WASHINGTON -- Sen. Harry Reid, D-Nev., launched a bid Tuesday to obtain federal funding for Southern Nevada authorities investigating the hepatitis C outbreak.
In a letter to two other Senate leaders, the majority leader asked that $5.25 million be inserted into an upcoming spending bill for blood tests and follow-ups of patients of the Endoscopy Center of Southern Nevada.
The funds also would cover other expenses incurred by the Southern Nevada Health District, which has been responding to unsafe practices documented at the center, including the repeated use of syringes in a manner that contaminated vials of medication.
Six patients who contracted hepatitis C have been linked to the Shadow Lane facility, prompting warning letters to 40,000 people and inspections at ambulatory care clinics throughout the state.

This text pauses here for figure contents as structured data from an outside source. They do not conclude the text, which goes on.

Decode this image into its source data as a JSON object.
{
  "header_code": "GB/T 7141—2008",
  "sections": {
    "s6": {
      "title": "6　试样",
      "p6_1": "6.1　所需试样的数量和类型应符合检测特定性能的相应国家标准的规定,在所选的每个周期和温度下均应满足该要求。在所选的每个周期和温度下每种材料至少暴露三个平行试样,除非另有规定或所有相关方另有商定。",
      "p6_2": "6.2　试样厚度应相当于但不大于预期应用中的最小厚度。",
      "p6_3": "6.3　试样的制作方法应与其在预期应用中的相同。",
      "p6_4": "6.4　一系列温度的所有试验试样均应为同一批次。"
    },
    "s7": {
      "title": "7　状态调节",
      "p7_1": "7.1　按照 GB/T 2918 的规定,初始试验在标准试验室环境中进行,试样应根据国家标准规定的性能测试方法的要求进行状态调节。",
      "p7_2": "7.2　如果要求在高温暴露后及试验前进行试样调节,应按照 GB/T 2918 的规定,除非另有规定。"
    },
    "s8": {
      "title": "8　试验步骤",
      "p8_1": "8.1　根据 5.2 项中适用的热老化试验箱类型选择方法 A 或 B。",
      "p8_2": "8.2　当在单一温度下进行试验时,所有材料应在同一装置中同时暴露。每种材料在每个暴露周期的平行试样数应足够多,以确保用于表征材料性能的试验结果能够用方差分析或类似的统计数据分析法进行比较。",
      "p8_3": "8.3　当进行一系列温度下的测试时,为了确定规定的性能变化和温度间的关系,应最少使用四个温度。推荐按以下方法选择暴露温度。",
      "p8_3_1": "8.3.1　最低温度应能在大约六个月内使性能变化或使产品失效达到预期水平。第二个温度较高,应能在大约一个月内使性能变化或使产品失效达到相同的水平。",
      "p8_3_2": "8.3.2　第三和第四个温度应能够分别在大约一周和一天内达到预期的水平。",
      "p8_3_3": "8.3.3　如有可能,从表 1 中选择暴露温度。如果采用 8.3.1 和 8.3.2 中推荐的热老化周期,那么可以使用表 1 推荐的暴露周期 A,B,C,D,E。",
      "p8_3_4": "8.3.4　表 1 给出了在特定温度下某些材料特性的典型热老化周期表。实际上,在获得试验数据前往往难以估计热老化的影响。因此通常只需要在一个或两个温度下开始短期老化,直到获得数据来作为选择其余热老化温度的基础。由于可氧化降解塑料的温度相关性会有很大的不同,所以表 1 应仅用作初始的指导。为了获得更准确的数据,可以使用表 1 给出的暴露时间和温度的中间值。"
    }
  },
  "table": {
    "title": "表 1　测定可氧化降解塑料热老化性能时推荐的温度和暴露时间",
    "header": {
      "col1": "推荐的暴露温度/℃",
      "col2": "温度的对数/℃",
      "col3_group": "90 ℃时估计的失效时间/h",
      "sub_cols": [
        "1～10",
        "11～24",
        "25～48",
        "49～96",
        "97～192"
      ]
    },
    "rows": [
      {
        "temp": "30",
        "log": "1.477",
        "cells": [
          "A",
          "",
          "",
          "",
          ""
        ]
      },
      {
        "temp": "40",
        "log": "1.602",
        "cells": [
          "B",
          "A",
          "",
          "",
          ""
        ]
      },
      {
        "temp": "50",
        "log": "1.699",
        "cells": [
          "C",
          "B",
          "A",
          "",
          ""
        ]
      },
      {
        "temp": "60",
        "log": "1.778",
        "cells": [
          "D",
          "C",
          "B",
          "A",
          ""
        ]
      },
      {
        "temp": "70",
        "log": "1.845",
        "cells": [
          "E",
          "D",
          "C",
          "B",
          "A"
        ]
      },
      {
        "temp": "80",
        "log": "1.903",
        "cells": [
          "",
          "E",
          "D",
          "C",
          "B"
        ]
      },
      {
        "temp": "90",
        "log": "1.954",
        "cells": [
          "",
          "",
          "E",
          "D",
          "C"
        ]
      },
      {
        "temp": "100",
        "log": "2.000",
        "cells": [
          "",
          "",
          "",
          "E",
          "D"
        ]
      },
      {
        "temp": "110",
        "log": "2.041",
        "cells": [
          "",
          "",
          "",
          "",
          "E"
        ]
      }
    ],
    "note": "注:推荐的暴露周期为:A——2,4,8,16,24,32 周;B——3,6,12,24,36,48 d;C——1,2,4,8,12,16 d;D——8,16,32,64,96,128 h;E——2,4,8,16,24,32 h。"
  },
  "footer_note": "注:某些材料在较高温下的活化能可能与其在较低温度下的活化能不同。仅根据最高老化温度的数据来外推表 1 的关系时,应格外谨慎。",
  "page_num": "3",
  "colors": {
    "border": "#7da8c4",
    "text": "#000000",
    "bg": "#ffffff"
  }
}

A seventh case has been linked to a sister facility.
Reid also requested $21 million for the Centers for Disease Control and Prevention, the federal health agency that has assisted Southern Nevada authorities.
"While the full scope of this problem in Nevada has not yet been revealed, similar outbreaks in Nebraska, New York and Oklahoma suggest that these types of threats to patient safety are not limited to Nevada," Reid said in the letter.

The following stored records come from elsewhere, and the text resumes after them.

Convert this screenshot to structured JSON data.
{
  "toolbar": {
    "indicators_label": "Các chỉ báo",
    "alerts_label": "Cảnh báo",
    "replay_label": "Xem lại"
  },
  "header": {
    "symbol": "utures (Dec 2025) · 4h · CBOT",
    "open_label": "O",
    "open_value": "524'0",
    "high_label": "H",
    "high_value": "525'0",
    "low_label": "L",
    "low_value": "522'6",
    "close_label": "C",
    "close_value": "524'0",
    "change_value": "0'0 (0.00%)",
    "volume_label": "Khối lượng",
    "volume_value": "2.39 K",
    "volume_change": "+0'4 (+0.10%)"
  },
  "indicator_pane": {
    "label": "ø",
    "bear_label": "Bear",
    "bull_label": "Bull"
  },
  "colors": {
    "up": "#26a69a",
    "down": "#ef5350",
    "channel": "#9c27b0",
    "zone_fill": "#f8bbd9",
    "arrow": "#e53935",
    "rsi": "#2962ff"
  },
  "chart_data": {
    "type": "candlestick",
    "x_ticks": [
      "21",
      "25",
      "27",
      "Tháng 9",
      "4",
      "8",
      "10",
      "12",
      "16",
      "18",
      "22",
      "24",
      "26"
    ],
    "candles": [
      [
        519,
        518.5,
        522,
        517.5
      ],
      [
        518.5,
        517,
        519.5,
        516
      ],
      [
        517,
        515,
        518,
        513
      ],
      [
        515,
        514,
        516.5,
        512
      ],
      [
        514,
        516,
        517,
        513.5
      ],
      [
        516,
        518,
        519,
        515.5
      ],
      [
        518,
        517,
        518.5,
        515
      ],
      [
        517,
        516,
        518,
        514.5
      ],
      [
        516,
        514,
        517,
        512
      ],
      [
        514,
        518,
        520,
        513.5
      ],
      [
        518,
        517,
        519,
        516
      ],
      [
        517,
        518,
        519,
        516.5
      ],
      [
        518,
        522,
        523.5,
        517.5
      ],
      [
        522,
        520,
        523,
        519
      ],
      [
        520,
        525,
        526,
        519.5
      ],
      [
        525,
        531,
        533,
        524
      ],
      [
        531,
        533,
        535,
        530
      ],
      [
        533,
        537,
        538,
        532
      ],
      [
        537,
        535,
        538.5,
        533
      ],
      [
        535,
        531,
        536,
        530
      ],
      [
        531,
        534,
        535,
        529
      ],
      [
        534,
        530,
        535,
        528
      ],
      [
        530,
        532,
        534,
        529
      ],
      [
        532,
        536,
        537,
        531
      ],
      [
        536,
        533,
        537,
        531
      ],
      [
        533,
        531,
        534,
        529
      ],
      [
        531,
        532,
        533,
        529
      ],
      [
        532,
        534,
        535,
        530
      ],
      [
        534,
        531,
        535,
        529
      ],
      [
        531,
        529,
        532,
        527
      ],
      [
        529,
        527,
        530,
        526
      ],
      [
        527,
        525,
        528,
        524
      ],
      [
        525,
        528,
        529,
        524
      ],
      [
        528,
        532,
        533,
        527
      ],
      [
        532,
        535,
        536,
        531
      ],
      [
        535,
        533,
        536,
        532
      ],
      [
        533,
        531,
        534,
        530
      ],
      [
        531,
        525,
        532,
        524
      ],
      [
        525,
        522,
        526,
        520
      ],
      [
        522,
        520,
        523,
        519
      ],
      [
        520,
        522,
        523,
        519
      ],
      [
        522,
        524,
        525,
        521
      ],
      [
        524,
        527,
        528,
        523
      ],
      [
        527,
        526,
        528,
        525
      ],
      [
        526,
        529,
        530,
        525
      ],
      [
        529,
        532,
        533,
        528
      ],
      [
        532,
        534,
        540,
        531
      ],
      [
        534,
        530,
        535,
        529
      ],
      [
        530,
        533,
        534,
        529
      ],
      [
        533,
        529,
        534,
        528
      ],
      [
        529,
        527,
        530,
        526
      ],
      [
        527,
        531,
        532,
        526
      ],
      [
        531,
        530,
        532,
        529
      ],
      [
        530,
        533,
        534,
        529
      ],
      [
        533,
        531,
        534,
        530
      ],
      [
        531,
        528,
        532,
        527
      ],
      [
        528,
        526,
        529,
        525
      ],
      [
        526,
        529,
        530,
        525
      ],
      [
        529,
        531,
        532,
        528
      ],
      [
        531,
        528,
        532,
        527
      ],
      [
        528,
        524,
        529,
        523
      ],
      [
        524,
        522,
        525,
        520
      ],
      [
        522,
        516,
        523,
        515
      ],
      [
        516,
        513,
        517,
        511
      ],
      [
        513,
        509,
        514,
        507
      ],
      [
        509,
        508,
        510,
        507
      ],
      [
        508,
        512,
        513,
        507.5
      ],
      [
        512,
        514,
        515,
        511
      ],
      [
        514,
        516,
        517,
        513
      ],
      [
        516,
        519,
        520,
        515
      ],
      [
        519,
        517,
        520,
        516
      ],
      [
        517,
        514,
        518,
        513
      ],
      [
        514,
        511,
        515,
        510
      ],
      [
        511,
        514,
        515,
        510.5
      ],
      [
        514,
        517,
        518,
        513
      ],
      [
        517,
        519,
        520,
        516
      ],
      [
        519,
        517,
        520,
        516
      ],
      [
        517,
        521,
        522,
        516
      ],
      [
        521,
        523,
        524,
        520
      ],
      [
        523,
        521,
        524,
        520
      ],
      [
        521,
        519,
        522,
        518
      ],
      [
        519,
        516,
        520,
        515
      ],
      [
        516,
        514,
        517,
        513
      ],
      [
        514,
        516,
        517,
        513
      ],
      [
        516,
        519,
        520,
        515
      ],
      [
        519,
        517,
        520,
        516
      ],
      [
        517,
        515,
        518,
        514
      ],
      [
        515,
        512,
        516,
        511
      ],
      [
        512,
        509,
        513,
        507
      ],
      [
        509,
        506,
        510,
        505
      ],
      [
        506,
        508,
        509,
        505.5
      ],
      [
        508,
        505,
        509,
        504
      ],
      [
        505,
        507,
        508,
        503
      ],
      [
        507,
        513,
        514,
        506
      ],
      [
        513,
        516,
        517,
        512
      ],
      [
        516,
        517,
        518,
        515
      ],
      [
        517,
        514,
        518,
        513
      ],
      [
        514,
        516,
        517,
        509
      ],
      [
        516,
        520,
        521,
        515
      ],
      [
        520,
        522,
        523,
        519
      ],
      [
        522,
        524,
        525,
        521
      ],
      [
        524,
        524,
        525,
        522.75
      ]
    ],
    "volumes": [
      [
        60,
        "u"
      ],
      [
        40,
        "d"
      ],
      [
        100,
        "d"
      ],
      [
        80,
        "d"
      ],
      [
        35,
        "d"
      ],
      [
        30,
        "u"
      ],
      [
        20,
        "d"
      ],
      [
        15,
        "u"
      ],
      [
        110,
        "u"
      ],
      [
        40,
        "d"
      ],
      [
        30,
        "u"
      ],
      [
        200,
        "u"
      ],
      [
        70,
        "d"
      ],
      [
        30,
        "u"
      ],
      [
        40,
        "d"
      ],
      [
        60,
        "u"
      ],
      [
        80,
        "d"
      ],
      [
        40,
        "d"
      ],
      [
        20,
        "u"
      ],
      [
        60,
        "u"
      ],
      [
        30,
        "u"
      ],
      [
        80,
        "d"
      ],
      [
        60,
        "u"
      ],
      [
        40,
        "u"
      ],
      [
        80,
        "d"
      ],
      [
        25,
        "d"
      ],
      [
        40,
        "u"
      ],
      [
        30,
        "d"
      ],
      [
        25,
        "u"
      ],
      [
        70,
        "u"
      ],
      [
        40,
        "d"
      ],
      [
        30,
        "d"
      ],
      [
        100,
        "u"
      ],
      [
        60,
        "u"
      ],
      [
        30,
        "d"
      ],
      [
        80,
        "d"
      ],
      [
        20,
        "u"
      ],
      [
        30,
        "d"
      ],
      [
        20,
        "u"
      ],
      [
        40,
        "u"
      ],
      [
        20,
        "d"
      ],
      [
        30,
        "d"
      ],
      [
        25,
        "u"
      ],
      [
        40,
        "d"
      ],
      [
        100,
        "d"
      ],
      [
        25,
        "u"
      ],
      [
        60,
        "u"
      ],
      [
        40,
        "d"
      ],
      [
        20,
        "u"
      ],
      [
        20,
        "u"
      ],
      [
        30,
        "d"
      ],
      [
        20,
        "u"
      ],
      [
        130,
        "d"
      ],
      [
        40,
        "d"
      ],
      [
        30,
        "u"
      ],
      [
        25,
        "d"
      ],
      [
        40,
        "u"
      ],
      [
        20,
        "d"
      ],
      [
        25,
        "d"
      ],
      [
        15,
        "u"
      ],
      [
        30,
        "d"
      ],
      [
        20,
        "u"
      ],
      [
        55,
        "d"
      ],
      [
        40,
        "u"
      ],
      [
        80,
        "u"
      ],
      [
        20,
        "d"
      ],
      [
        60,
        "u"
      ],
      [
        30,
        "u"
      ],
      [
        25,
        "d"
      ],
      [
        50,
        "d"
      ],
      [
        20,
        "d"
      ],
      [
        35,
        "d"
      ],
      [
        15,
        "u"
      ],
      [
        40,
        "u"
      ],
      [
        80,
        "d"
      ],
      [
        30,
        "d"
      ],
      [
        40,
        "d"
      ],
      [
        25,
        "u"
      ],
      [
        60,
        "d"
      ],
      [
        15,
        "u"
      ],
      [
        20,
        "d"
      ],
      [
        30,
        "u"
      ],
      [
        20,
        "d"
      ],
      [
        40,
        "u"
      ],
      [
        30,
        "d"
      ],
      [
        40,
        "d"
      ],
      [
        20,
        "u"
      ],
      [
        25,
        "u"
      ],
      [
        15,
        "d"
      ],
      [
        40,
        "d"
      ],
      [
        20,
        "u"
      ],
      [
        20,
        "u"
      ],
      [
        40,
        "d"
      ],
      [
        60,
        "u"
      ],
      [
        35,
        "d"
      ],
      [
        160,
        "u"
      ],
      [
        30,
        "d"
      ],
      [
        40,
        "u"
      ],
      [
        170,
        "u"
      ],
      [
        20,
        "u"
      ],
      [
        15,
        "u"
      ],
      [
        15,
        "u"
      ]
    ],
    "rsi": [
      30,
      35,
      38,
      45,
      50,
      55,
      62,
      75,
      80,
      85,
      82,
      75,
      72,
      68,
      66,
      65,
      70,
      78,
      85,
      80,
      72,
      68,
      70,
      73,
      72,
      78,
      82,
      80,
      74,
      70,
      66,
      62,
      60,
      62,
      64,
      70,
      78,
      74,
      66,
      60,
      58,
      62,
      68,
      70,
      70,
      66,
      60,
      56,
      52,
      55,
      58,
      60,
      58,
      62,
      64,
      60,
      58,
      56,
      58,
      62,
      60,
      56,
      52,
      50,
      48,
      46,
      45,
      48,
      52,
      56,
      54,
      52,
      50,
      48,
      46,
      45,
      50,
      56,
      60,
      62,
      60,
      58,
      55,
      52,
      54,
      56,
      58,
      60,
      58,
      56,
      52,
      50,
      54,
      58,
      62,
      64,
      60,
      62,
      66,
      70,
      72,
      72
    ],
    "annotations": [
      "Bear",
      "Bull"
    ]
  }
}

The letter was sent to Sen. Robert Byrd, D-W.Va., chairman of the Senate Appropriations Committee, and Sen. Thad Cochran, the panel's ranking Republican.
Sen. John Ensign, R-Nev., declined to sign the letter, according to Reid's office.
An Ensign spokesman said he would find out Ensign's view on the letter, but he did not respond by deadline. Other Capitol Hill sources said Ensign was not comfortable with the funding that has been requested by the CDC.
The CDC is seeking funds to establish pilot programs in Nevada and other states to detect safety errors and prevent inadvertent infections. The agency also plans to spur industry groups to devise safer packaging for medication and equipment.